Elba Esther Gordillo
Estado de derecho con justicia social

En días como éstos, de avances y rezagos y de grandes definiciones, vale la pena repasar la historia, acudir a la memoria colectiva y extraer lecciones del pasado. Ayer se cumplió otro aniversario de la muerte de don Benito Juárez, conductor lúcido en tiempos difíciles, cuando la nación se debatía entre la fuerza de los caudillos y la fragilidad de las instituciones.

No quiero, sin embargo, referirme a Juárez como el abanderado de una generación luminosa, sino subrayar otro aporte crucial: el triunfo de la República y, con ella, del estado de derecho. La generación de la Reforma fincó, en la majestad de la ley, el cimiento más firme para la nación. El estado de derecho, desde una perspectiva distinta, pero en clara convergencia lo definió Juan Pablo II: "es aquél donde es soberana la ley y no la voluntad arbitraria de los hombres" (encíclica Centesimus annus).

Pero hablar de la vigencia del estado de derecho implica hoy reconocer entre los déficit que arrastramos en este fin de siglo, uno muy severo: los altísimos índices de impunidad y a lo que convocan el avance de la delincuencia (común y organizada) y la frustración de la sociedad.
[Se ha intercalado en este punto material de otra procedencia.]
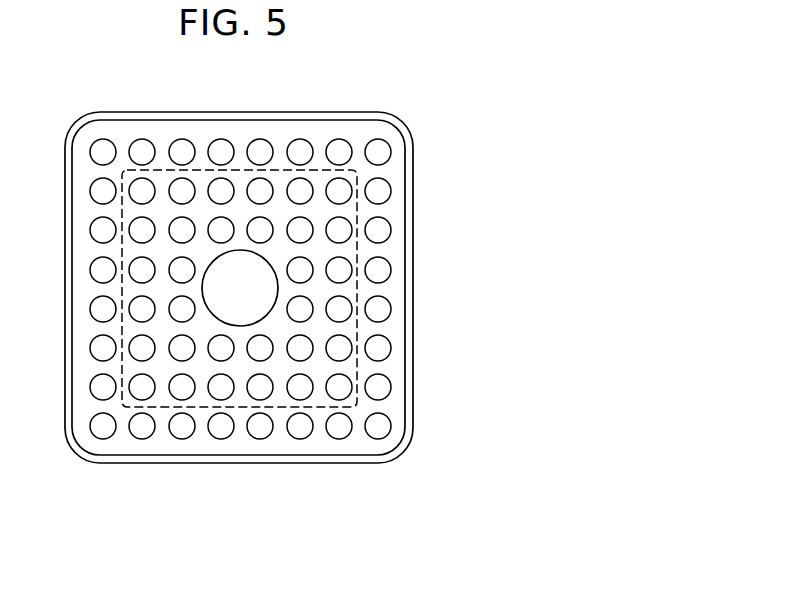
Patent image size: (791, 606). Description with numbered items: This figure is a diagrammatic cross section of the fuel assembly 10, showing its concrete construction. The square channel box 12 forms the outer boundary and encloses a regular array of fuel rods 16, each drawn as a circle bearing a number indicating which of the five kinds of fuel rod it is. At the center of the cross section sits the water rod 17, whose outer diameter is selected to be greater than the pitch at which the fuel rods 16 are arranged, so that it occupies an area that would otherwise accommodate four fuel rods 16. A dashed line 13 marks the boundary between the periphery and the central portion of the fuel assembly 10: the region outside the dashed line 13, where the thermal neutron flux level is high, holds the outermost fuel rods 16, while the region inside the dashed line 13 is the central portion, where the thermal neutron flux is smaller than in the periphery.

The fuel assembly 10 is at (413, 315).
The channel box 12 is at (405, 113).
The dashed line 13 is at (122, 326).
The fuel rods 16 is at (391, 223).
The water rod 17 is at (245, 326).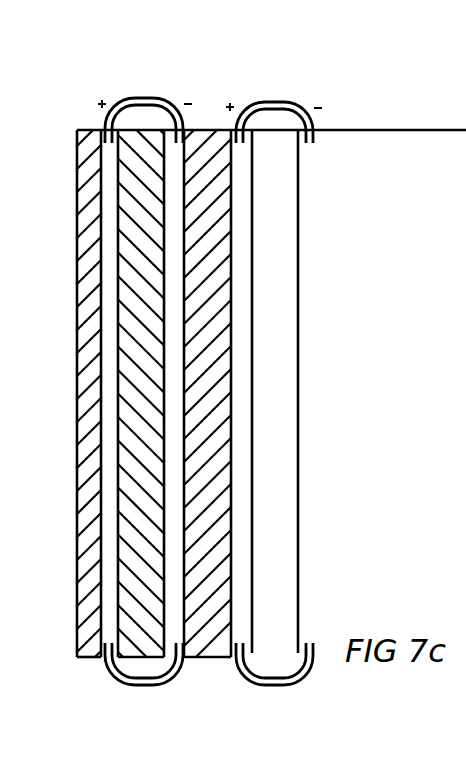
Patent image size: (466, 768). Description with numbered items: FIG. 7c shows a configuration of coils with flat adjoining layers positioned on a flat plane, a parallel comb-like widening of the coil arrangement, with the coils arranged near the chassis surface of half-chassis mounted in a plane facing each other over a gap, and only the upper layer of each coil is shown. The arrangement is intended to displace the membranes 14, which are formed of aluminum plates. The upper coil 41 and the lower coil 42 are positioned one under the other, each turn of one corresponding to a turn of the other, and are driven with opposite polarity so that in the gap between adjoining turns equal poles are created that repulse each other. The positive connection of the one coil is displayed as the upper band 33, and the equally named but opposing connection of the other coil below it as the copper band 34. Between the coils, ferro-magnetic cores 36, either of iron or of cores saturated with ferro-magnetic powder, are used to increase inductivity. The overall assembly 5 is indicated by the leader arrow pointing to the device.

The battery / electrochemical cell assembly 5 is at (312, 305).
The membrane 14 is at (81, 352).
The upper band 33 is at (242, 110).
The copper band 34 is at (305, 108).
The ferro-magnetic core 36 is at (157, 495).
The upper coil 41 is at (128, 97).
The lower coil 42 is at (273, 101).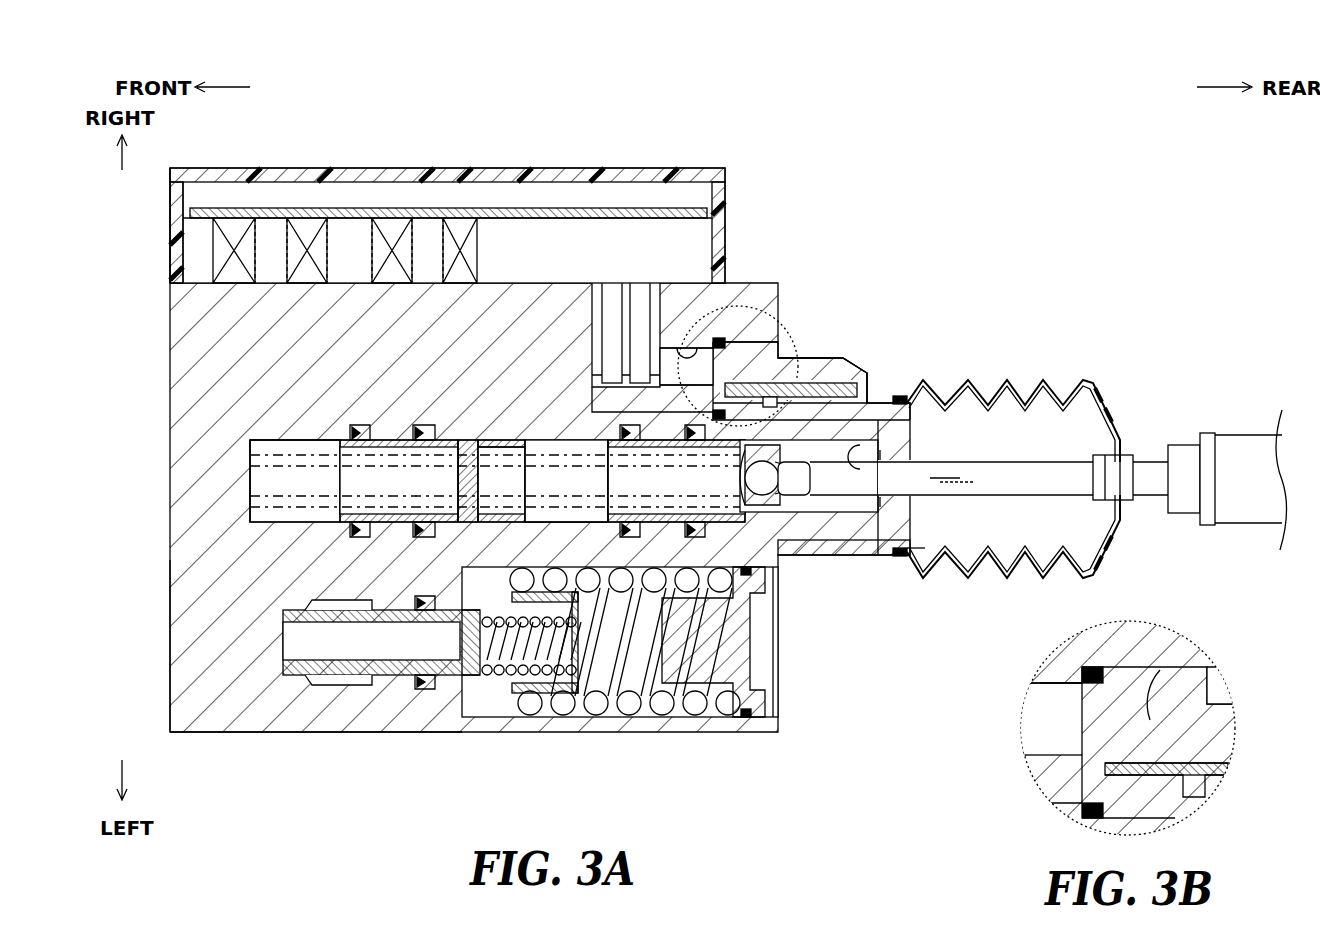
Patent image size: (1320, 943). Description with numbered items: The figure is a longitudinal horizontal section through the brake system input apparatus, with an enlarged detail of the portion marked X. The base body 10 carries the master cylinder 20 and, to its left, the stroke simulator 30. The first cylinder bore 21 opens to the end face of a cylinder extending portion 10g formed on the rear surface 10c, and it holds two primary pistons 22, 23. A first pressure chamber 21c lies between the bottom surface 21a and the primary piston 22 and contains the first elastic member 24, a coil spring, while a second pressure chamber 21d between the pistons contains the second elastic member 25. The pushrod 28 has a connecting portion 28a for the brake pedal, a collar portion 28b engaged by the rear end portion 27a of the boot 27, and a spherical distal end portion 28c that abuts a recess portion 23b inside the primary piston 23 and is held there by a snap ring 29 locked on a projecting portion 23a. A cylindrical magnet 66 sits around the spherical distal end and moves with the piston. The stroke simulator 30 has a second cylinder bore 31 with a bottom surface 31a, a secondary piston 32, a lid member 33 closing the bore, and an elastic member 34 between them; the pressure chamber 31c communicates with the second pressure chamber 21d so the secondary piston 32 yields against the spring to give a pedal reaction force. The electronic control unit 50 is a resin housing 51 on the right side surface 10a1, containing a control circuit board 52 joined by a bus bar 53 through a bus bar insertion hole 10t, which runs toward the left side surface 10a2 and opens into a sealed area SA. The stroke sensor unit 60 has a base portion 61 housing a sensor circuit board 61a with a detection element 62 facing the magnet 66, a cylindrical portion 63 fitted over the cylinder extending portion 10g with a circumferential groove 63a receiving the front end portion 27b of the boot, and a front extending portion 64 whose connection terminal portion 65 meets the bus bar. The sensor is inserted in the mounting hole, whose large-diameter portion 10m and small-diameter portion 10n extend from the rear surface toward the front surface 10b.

Hay, es cierto, avances notorios en materia de justicia y en el rescate de la autonomía del Poder Judicial, pero es innegable que falta un largo trecho para que esos cambios permeen toda la estructura judicial del país y lo que va de la mano y que toca a la rama ejecutiva: la procuración de justicia, condición para recuperar la confianza de la población.

Otro capítulo en el que hay avances sustanciales es el democrático: en la división y el equilibrio entre los poderes; en la consolidación de un federalismo auténtico; en la autonomía de los órganos electorales y en la equidad, transparencia y confiabilidad de las elecciones.
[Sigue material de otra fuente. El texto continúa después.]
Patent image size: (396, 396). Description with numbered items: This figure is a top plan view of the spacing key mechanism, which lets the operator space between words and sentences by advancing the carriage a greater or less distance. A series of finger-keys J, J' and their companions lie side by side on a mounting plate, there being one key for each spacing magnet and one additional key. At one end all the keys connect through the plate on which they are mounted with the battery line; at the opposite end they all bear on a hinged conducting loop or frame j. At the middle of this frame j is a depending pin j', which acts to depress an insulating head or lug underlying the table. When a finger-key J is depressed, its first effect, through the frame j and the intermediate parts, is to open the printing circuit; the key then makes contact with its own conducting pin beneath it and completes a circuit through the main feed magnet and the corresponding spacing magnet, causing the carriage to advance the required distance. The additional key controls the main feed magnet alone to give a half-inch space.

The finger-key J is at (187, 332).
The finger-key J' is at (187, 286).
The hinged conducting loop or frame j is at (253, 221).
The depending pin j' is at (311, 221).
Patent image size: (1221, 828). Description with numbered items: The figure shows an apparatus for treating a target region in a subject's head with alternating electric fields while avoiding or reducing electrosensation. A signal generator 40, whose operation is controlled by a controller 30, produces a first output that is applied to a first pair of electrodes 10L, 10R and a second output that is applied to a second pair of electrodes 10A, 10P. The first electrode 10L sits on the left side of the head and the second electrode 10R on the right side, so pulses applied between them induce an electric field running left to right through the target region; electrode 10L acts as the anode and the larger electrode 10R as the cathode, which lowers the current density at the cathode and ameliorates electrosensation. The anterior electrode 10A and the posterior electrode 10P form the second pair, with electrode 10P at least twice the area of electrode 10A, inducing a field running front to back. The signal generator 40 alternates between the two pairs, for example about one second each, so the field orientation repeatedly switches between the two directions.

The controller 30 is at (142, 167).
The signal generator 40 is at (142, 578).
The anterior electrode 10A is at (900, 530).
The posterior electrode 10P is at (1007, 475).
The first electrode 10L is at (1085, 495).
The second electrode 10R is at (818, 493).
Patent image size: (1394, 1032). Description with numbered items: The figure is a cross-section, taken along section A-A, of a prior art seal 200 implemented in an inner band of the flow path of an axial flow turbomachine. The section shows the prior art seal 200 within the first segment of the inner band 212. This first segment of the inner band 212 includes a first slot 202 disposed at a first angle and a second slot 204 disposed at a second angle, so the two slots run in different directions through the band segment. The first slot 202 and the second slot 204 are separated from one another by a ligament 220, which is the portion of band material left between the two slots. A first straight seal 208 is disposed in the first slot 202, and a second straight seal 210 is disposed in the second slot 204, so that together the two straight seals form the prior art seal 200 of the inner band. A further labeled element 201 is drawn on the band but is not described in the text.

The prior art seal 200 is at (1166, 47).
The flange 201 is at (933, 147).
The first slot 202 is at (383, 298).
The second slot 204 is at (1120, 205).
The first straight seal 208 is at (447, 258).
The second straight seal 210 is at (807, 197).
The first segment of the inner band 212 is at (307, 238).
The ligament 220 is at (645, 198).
La construcción democrática tiene como condición sine qua non la formación de hombres y mujeres portadores de valores democráticos; el respeto a la diversidad ųétnica, religiosa, sexualų; el debate y la confrontación civilizada de las ideas; la corresponsabilidad; la ética que implica la honestidad y la rendición de cuentas; el respeto a los derechos humanos y al medio ambiente. De allí el papel crucial de la educación para la democracia.

Falta, sin embargo, sacudir las inercias de la vieja cultura política que acompaña a muchos actores: privilegiar (y no descalificar) el diálogo, la negociación, la integración de consensos.
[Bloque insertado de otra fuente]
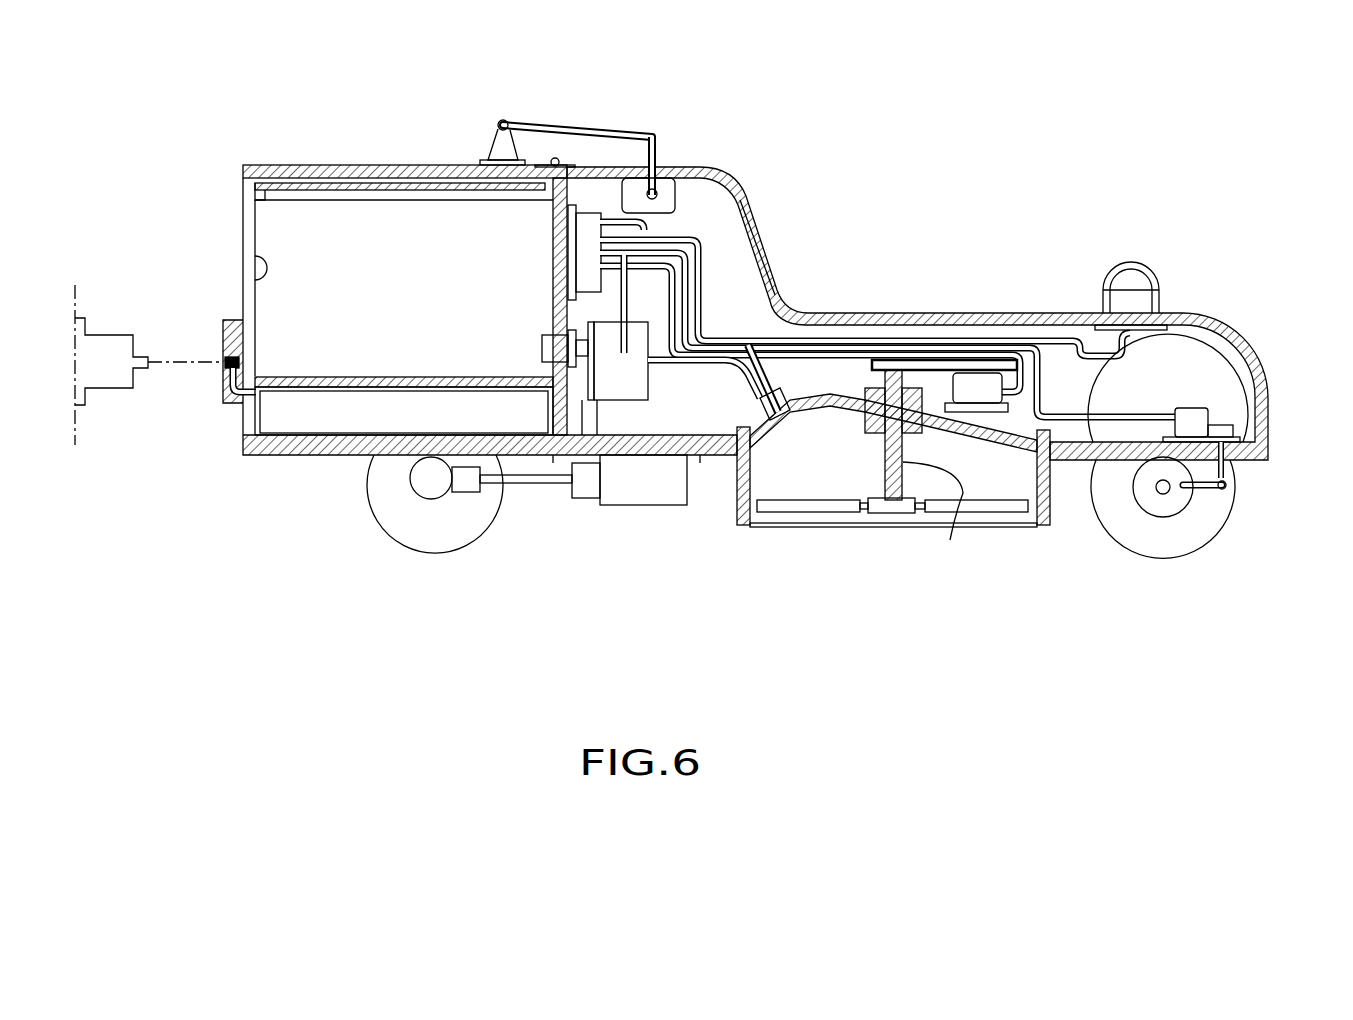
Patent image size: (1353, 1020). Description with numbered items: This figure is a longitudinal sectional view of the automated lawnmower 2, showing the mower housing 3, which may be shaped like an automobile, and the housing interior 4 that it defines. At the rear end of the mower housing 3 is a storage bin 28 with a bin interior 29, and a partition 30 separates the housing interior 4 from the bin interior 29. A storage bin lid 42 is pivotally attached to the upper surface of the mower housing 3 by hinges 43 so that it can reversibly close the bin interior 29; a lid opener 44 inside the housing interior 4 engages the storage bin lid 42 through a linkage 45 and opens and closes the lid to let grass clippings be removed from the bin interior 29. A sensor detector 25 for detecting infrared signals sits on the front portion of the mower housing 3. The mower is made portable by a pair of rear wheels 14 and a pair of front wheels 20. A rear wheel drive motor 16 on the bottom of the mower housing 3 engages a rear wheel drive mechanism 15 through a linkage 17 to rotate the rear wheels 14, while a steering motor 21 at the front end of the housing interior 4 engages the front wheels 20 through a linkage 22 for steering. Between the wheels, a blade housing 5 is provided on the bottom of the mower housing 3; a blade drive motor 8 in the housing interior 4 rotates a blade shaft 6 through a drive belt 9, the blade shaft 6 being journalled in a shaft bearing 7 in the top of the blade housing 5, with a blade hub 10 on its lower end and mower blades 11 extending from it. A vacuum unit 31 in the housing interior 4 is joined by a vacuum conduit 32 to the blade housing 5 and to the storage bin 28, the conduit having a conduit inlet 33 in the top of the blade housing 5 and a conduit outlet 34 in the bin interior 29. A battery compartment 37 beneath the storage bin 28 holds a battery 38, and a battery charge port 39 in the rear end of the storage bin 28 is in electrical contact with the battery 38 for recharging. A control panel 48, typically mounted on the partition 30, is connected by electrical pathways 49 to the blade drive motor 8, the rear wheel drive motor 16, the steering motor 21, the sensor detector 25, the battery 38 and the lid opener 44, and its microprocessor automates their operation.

The automated lawnmower 2 is at (948, 45).
The mower housing 3 is at (748, 200).
The housing interior 4 is at (736, 178).
The blade housing 5 is at (1050, 520).
The blade shaft 6 is at (933, 525).
The shaft bearing 7 is at (872, 400).
The blade drive motor 8 is at (1010, 380).
The drive belt 9 is at (893, 363).
The blade hub 10 is at (893, 513).
The mower blades 11 is at (825, 512).
The rear wheels 14 is at (420, 548).
The rear wheel drive mechanism 15 is at (400, 500).
The rear wheel drive motor 16 is at (618, 507).
The linkage 17 is at (510, 495).
The front wheels 20 is at (1188, 555).
The steering motor 21 is at (1270, 415).
The linkage 22 is at (1232, 485).
The sensor detector 25 is at (1130, 262).
The storage bin 28 is at (243, 232).
The bin interior 29 is at (252, 278).
The partition 30 is at (555, 272).
The vacuum unit 31 is at (566, 306).
The vacuum conduit 32 is at (560, 457).
The conduit inlet 33 is at (785, 430).
The conduit outlet 34 is at (560, 330).
The battery compartment 37 is at (305, 440).
The battery 38 is at (352, 418).
The battery charge port 39 is at (225, 363).
The storage bin lid 42 is at (270, 165).
The hinges 43 is at (557, 158).
The lid opener 44 is at (632, 195).
The linkage 45 is at (527, 125).
The control panel 48 is at (583, 237).
The electrical pathways 49 is at (640, 310).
Otro déficit de proporciones mayúsculas es el de la justicia social, compromiso originario de la Constitución que nos rige. No hemos logrado aún que los avances en la macroeconomía se expresen en el bienestar de la mayoría de la población. El Reporte de la Organización de Naciones Unidas, correspondiente a 1999 sobre desarrollo humano (The 1999 Human Development Report), ubica a México en el lugar 50, detrás de países como Trinidad y Tobago, Venezuela y Panamá en el hemisferio americano. La conclusión es inequívoca: tenemos que profundizar, con sentido de urgencia, políticas públicas que incidan en la educación, la salud, la alimentación, la vivienda, el empleo y todos los componentes que integran el bienestar humano.

En el umbral del nuevo siglo, el pensamiento de Juárez y de la generación de la Reforma mantiene su vigencia; nunca dejará de inspirarnos su terca defensa de la independencia desde la dignidad; su voluntad de construir, pese a todos los obstáculos, el destino propio; su determinación de ajustar el ejercicio de gobierno a la legalidad y su advertencia de que "nunca tendremos razón contra la patria".